Alternate Exterior Angles
Alternate exterior angles definition
Alternate exterior angles are created when three lines intersect. A line that crosses two or more other lines is called a transversal. Often, two of the lines will be parallel, setting up some interesting angles with the transversal.
When a transversal crosses two other lines, it creates an exterior and interior for the parallel lines. Alternate exterior angles are created in the space outside the parallel lines on alternating sides; interior angles are created in the space inside the parallel lines.
Here are lines TR and IP, which would definitely cross somewhere in the distance. We cut across TR and IP with transversal SW, and where the transversal crosses TR and IP, we have Points L and O. Yep, it's a SLOW TRIP.
We can write each angle with three letters: ∠SLT, ∠SLR, and so on down to ∠POW.
We can also use numbers in these same vertices, so ∠SLT is 1, ∠SLR is 2, and so on, ending with ∠POW as 8.
The four exterior angles:
Alternate exterior angles are pairs that appear outside the crossed lines and on different lines:
∠1 and ∠8
∠2 and ∠7
Alternate exterior angles theorem
When two lines are parallel, the transversal creates congruent alternate exterior angles. The Alternate Exterior Angles Theorem states that if a pair of parallel lines are cut by a transversal, then the alternate exterior angles are congruent.
Here we have a new pair of lines, parallel and crossed by a transversal. We are not bothering to identify our parallel lines and transversal! We are jumping ahead to numbered angles.

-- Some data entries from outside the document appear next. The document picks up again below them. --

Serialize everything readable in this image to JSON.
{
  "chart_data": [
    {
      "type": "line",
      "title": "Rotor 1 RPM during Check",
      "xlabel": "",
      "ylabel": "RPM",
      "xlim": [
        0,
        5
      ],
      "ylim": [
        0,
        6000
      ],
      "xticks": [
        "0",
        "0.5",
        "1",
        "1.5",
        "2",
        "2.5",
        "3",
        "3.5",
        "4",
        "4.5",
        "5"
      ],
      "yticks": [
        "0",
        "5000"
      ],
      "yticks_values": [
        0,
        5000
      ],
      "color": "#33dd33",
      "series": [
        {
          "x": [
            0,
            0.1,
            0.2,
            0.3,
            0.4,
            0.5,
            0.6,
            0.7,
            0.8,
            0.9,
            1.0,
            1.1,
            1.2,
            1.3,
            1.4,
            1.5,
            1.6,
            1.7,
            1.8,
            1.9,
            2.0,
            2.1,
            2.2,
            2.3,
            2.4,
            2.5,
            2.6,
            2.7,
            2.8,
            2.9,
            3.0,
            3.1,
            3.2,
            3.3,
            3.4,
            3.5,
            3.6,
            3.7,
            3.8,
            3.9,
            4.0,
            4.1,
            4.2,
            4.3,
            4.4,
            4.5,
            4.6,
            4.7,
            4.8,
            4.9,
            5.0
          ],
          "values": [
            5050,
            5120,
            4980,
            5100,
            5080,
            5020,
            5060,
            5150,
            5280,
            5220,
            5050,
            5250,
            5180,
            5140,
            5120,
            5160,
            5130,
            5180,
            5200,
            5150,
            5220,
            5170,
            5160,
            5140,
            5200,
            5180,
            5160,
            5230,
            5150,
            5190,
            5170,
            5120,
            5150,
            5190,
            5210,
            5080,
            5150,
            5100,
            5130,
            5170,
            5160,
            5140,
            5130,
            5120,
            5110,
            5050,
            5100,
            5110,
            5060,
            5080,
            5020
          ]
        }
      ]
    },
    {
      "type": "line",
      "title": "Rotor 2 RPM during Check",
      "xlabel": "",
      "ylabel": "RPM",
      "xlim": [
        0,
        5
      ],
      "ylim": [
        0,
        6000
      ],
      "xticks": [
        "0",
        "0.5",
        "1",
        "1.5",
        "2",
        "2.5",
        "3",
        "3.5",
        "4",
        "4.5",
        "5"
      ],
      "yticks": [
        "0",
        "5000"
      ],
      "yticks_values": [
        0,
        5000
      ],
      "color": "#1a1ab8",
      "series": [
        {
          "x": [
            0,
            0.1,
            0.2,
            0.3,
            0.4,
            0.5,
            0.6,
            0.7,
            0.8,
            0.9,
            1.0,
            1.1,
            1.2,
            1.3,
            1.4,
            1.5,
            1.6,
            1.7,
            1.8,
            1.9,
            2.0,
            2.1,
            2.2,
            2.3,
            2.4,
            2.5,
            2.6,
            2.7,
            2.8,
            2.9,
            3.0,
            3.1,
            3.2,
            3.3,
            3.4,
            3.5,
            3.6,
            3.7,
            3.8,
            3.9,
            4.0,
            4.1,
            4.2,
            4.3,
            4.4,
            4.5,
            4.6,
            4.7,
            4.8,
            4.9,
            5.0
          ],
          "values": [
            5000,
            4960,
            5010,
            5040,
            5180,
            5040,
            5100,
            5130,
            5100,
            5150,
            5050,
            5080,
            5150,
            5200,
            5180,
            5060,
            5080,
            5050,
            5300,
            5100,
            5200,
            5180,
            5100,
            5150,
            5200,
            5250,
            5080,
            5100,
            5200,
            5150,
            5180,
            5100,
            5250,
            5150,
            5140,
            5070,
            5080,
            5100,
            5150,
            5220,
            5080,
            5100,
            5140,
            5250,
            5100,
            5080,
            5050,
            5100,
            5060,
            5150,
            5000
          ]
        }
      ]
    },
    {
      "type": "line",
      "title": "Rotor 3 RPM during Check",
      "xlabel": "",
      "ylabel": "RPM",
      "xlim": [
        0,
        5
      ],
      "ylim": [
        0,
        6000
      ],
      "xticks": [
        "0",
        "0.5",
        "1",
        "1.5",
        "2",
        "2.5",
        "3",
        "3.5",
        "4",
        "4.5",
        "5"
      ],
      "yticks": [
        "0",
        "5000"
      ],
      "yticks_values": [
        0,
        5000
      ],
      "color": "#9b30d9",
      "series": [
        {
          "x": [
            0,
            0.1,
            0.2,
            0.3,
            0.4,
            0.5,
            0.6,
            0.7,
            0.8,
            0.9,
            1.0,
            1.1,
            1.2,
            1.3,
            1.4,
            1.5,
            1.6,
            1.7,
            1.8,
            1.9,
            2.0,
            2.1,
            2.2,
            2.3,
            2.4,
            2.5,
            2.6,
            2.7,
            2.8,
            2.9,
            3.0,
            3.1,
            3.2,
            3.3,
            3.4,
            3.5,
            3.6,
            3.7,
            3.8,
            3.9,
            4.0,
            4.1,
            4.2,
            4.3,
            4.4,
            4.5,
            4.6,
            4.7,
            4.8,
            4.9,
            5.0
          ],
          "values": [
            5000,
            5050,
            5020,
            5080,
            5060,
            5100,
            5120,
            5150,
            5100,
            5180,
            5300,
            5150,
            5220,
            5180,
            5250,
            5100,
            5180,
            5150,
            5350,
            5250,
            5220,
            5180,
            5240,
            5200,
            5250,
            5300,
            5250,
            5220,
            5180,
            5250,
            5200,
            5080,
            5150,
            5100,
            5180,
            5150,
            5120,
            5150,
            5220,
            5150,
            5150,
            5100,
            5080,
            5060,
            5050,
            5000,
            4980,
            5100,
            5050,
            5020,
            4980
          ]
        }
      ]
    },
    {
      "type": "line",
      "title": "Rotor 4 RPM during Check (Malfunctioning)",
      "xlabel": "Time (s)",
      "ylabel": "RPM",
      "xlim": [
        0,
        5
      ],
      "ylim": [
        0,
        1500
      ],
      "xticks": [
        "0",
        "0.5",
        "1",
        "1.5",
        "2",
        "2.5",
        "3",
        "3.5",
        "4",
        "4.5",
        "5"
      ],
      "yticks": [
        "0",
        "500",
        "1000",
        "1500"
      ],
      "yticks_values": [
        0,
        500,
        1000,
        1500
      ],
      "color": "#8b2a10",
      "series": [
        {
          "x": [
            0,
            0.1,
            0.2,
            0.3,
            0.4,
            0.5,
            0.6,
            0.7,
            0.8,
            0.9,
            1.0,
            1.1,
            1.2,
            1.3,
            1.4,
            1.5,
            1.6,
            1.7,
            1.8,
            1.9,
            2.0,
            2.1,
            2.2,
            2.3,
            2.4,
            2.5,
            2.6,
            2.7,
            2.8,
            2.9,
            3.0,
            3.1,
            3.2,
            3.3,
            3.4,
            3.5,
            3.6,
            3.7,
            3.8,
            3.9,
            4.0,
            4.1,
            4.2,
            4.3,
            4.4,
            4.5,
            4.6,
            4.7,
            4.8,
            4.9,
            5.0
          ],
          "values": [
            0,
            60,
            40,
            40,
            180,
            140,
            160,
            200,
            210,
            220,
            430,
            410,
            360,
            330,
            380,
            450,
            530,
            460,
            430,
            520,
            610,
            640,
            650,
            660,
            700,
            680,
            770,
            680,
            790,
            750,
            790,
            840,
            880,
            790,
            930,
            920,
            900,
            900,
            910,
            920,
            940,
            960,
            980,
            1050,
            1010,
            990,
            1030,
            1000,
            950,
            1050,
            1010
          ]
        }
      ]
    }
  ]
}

The exterior angles are these same four:
This time, we can use the Alternate Exterior Angles Theorem to state that the alternate exterior angles are congruent:
∠1 ≅ ∠8
∠2 ≅ ∠7
Converse of the alternate exterior angles theorem
The converse of the Alternate Exterior Angles Theorem is also true. The converse of the Alternate Exterior Angles Theorem states that if alternate exterior angles of two lines crossed by a transversal are congruent, then the two lines are parallel.
Alternate exterior angles examples
Begin by identifying alternate exterior angles, a common geometry problem. Here is another set of lines crossed by a transversal, with numbered angles:
Which are exterior angles?
Which are alternate exterior angles?
To find exterior angles, look in the space above and below the crossed lines. To find alternate exterior angles, look at that outside space for each crossed line, on different sides of the transversal.
We hope you said ∠1, ∠2, ∠7, and ∠8 are the exterior angles. We also hope you identified ∠1 and ∠8 as a pair of alternate exterior angles and ∠2 with ∠7 as the other pair.
Another type of problem is to identify the other angle that pairs with a given alternate exterior angle. Here are more lines and a transversal, with numbered angles:
To find the partner of ∠2, look on the other side of the transversal. Look outside the crossed lines. Look at a crossed line that does not contain ∠2.
Did you say ∠7? We hope so!
Example with parallel lines
Here is a drawing with parallel lines and a transversal.
If we know that ∠8 measures 130°, what is the measure of ∠1?
∠8 is on the outside of the bottom parallel line, and to the right of the transversal. That means ∠1 is its alternate exterior angle partner. The Alternate Exterior Angles Theorem tells us it is also 130°!
Now that you have gone through this lesson carefully, you are able to recall that angles on opposite sides of a transversal and outside two lines are called alternate exterior angles.
When lines crossed by the transversal are parallel, you can use the Alternate Exterior Angles Theorem to know the alternate exterior angles are congruent. You can now solve problems identifying and measuring alternate exterior angles.
Geometry is a bit like a magician's trick. It sets up some odd event, like parallel lines being crossed by a transversal, and then hopes you're astounded when that improbable event leads to something new, like alternate exterior angles.
Even when the lines are not parallel, alternate exterior angles exist, and we don't need to pull a rabbit out of a hat to amaze you with them.